Not that she was coming to accept the situation. Given a choice, she would rather be anywhere in the world with anyone else
in the world—well,
almost
anyone else, she amended as Simon Tremont immediately came to mind—than here with John. She would much rather be home, living
her boring little life, going about her dull routine, doing the drudge work—typing, filing, running errands—that filled her
days, and watching TV at home alone, as she did most evenings. She didn’t need excitement or thrills or danger in her life,
and when they reached Richmond, she intended to do whatever was in her power to remove them—and him—from her life.

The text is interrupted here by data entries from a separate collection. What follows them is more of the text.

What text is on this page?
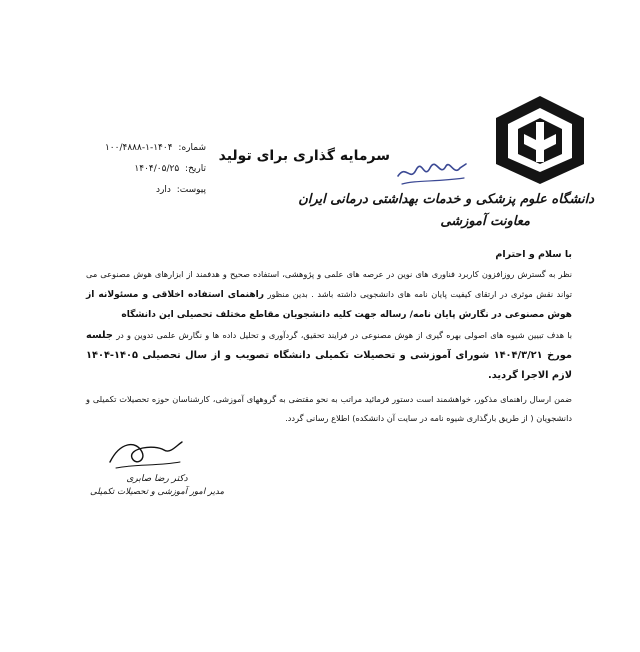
دانشگاه علوم پزشکی و خدمات بهداشتی درمانی ایران
معاونت آموزشی
سرمایه گذاری برای تولید
شماره: ۱۴۰۴-۱-۱۰۰/۴۸۸۸
تاریخ: ۱۴۰۴/۰۵/۲۵
پیوست: دارد

با سلام و احترام

نظر به گسترش روزافزون کاربرد فناوری های نوین در عرصه های علمی و پژوهشی، استفاده صحیح و هدفمند از ابزارهای هوش مصنوعی می تواند نقش موثری در ارتقای کیفیت پایان نامه های دانشجویی داشته باشد . بدین منظور راهنمای استفاده اخلاقی و مسئولانه از هوش مصنوعی در نگارش پایان نامه/ رساله جهت کلیه دانشجویان مقاطع مختلف تحصیلی این دانشگاه

با هدف تبیین شیوه های اصولی بهره گیری از هوش مصنوعی در فرایند تحقیق، گردآوری و تحلیل داده ها و نگارش علمی تدوین و در جلسه مورخ ۱۴۰۴/۳/۲۱ شورای آموزشی و تحصیلات تکمیلی دانشگاه تصویب و از سال تحصیلی ۱۴۰۵-۱۴۰۴ لازم الاجرا گردید.

ضمن ارسال راهنمای مذکور، خواهشمند است دستور فرمائید مراتب به نحو مقتضی به گروههای آموزشی، کارشناسان حوزه تحصیلات تکمیلی و دانشجویان ( از طریق بارگذاری شیوه نامه در سایت آن دانشکده) اطلاع رسانی گردد.

دکتر رضا صابری
مدیر امور آموزشی و تحصیلات تکمیلی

Still, she wasn’t as afraid of John now as she’d been yesterday. She wasn’t so convinced that he was going to hurt her. She
was pretty much convinced that he
wasn’t
going to kill her. She thought he was probably a decent guy—probably, at some time in his life, about as normal as any man
who had been raised the way he had could be.

But she still thought he was crazy.

It was obvious he blamed himself for his brother’s death and for whatever injuries their sister had suffered in the accident.
Guilt was a powerful force. It could drive a man over
the edge. It could rob him of his ability to reason. If a man felt guilty enough—and she suspected that the guilt John carried
was as intense, as strong and poisonous, as it could get—it could affect his mind. It could make him hate himself so much
for what he’d done that he would choose to become someone else in order to deal with it.

And if you were going to take on a different identity, why not reach for the stars? Why not become a man who was universally
known, universally admired? Why not choose an identity that would make people adore you rather than criticize and belittle
you? When you’d lived so many years in other people’s shadows, why not choose the name that cast the biggest shadow of all?